3. The method of claim 2, wherein the page information includes page configuration data and a target smart contract; the method further comprises the steps of:

the decentralizing application acquires the page configuration data and the target intelligent contract according to the blockchain address;

4. The method according to claim 2, wherein the method further comprises:

And the decentralizing application determines the transfer data volume corresponding to the first user node according to the node information, and sends the transfer data volume to the data volume receiving address.

5. The method of claim 1, wherein the generating a two-dimensional code from the encrypted blockchain address comprises:

The decentralizing application determines an error correction level corresponding to the decentralizing application, and determines an error correction code of the data code according to the error correction level;

And the decentralizing application generates a two-dimensional code according to the data code and the error correction code.

6. The method of claim 5, wherein said determining the data encoding of the encrypted blockchain address based on the index value for each character comprises:

The decentralization application determines the character code of the encryption blockchain address according to the index value of each character;

the decentralizing application determines an ending symbol and a complement symbol of the character code;

And the decentralizing application sequentially connects the character code, the ending symbol and the complement symbol in series to obtain the data code of the encrypted blockchain address.

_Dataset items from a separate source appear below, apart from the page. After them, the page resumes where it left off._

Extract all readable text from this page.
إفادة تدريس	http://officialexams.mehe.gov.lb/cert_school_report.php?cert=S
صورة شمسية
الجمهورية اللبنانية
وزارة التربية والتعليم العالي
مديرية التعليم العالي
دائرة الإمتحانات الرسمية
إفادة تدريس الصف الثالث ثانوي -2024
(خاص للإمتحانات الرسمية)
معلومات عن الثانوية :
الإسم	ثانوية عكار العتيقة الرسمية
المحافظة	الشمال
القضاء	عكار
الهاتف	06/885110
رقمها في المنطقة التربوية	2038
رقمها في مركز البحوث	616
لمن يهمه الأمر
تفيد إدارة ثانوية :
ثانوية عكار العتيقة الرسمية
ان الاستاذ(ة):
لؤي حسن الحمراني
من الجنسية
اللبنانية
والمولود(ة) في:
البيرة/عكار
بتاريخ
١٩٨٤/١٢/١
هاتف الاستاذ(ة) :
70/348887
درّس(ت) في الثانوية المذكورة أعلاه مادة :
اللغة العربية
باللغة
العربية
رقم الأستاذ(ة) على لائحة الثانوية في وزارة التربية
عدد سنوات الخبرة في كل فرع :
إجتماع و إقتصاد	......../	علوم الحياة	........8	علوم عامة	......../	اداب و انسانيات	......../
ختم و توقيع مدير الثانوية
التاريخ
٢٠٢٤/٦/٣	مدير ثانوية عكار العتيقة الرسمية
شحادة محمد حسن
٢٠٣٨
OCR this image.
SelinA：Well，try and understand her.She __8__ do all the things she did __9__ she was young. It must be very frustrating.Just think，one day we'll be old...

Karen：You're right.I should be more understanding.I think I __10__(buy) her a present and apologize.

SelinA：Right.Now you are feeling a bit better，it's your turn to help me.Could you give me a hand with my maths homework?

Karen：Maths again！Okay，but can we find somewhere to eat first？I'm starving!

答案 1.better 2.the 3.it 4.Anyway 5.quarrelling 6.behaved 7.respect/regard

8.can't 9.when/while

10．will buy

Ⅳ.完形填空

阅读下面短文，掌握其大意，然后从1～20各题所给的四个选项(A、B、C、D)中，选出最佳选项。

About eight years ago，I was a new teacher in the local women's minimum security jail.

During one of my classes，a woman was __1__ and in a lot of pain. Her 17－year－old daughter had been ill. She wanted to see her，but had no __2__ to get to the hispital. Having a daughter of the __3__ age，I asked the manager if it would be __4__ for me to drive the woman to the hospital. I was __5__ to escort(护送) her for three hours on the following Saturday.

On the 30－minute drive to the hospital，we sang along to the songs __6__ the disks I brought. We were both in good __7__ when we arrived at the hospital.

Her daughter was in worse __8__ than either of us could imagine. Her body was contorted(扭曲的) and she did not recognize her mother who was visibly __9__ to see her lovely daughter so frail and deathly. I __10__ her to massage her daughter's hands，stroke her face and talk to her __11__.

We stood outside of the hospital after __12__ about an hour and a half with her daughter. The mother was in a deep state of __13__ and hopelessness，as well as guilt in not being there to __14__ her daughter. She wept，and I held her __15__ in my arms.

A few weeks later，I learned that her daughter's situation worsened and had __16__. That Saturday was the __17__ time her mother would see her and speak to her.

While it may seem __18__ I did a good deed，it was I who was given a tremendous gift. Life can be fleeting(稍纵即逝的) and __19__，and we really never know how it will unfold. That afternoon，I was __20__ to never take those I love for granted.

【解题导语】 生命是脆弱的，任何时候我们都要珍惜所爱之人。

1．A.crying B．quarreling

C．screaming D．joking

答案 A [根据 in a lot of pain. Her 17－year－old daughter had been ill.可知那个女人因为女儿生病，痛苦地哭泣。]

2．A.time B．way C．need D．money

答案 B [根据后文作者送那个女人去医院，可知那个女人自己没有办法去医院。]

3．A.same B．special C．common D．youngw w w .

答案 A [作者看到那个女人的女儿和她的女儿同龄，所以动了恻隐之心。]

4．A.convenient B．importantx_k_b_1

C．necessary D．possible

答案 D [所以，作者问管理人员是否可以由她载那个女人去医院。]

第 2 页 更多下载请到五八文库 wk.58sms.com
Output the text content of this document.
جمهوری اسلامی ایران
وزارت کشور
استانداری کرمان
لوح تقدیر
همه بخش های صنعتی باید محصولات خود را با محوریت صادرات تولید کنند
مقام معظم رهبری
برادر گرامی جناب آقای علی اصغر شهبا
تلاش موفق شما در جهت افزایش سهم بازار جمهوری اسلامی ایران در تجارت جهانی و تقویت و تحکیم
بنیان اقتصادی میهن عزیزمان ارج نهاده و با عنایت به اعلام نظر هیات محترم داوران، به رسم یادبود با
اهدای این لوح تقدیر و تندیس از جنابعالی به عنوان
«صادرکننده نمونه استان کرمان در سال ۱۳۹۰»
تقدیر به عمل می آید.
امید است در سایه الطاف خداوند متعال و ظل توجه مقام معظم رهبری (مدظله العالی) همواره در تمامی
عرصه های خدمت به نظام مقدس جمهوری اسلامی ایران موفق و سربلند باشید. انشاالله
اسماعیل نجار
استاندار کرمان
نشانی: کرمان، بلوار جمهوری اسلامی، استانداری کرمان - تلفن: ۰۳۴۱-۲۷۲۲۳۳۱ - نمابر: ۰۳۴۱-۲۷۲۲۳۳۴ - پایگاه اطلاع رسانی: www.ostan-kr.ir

7. The method of claim 1, wherein broadcasting the two-dimensional code in the blockchain to cause a second user node to access the target page according to the two-dimensional code comprises:

The centralized application sends the two-dimensional code and the public key of the first user node to the consensus node so that the consensus node determines whether the two-dimensional code is matched with the blockchain address according to the public key;

8. A page access apparatus for a de-centralized application, the apparatus comprising:

the verification module is used for sending the target page sharing request to a consensus node in a blockchain so that the consensus node can determine whether the first user node has the sharing authority of the target page or not;

The first determining module is used for determining a blockchain address of the page information of the target page in the blockchain according to the page identifier when the first user node has the sharing right, and sending the blockchain address to the first user node so that the first user node signs the blockchain address according to the private key of the first user node to obtain an encrypted blockchain address;

9. An apparatus comprising a processor and a memory, the processor and the memory being interconnected;

The memory is for storing a computer program comprising program instructions, the processor being configured to invoke the program instructions to perform the method of any of claims 1 to 7.

10. A computer readable storage medium, characterized in that the computer readable storage medium stores a computer program, which is executed by a processor to implement the method of any one of claims 1 to 7.